Results: We have utilized a computational framework called BNICE to generate novel biodegradation routes for 1,2,4-trichlorobenzene (1,2,4-TCB) and incorporated the pathways into a metabolic model for Pseudomonas putida. We studied the cellular feasibility of the pathways by applying metabolic flux analysis (MFA) and thermodynamic constraints. We found that the novel pathways generated by BNICE enabled the cell to produce more biomass than the known pathway. Evaluation of the flux distribution profiles revealed that several properties influenced biomass production: 1) reducing power required, 2) reactions required to generate biomass precursors, 3) oxygen utilization, and 4) thermodynamic topology of the pathway. Based on pathway analysis, MFA, and thermodynamic properties, we identified several promising pathways that can be engineered into a host organism to accomplish bioremediation.
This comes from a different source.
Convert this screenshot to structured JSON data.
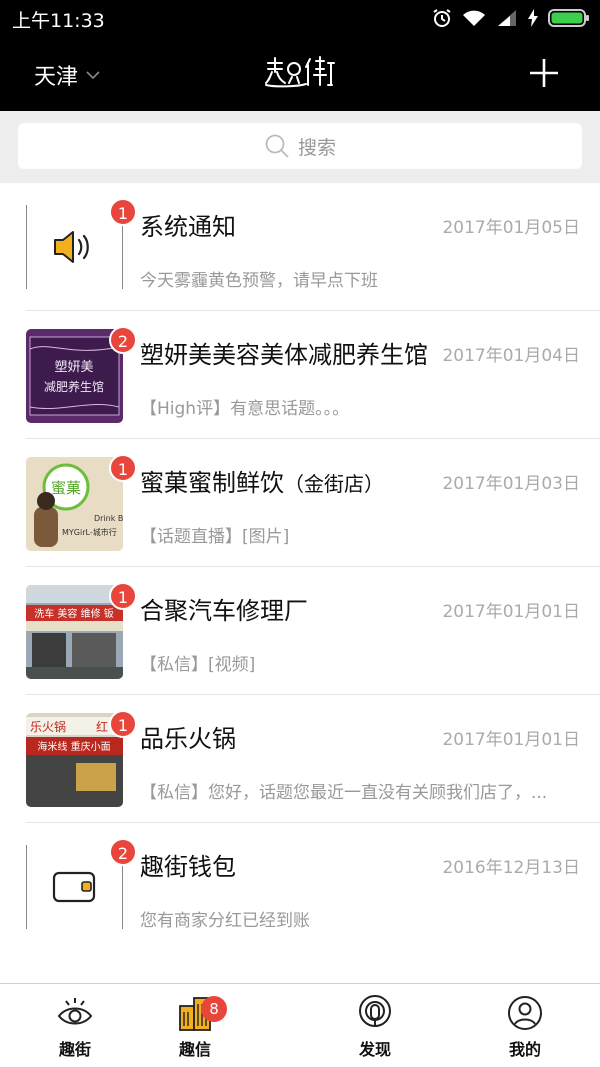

Conclusions: This work was aimed at understanding how novel biodegradation pathways influence the existing metabolism of a host organism. We have identified attractive targets for metabolic engineers interested in constructing a microorganism that can be used for bioremediation. Through this work, computational tools are shown to be useful in the design and evaluation of novel xenobiotic biodegradation pathways, identifying cellularly feasible degradation routes.

Figure 1

P. putida reactions for growth on 1,2,4-TCB. The reaction network used to integrate the degradation products of 1,2,4-TCB into P. putida metabolism and the cellular processes involved in generating the required reducing power (electrons and/or NADH) are shown. Central carbon metabolism includes the Entner-Doudoroff pathway, gluconeogenesis, and the TCA cycle. The acetaldehyde dehydrogenase (acetylating) reaction, involved in toluene metabolism, was also used to generate NADH. The overall reactions for eight different pathways were implemented individually; the reaction network resulting from implementation of overall reaction [K] is given here. Reaction networks for all eight overall reactions studied are shown in Additional File 1. The units for the flux values are mmol/gDW/h. Compound abbreviations are given in the appendix.

Figure 2

Relationship between growth yield and reducing equivalents. Each overall reaction was implemented individually, and MFA was used to predict the maximum growth yield. The number of reducing equivalents is equal to 1/2 the number of electrons required plus the net number of NAD(P)H molecules used to integrate the degradation products into central metabolic pathways. The points are labelled according to the corresponding overall reaction. The best-fit line is drawn to guide the eye.

Figure 3

Flux distribution in central metabolic pathways for growth on 1,2,4-TCB. Flux ranges for the central metabolic pathways are shown where black indicates essential reactions, square brackets denote substitutable reactions, and blocked reactions are marked with an "X". The overall reactions for eight different pathways were implemented individually; the flux distribution resulting from implementation of overall reaction [K] is given here. Flux distribution maps for all eight overall reactions studied are shown in Additional File 2. The units for the flux values are mmol/gDW/h. A negative flux indicates the reaction can proceed in the reverse direction compared to what is shown. Compound abbreviations are given in the appendix. Shaded boxes indicate biomass precursors.

Figure 4

Relationship between biomass production and metabolism of 1,2,4-TCB. Each overall reaction was implemented individually, and MFA was used to predict the (a) maximum 1,2,4-TCB uptake rate and (b) minimum 1,2,4-TCB uptake rate required for a given amount of biomass.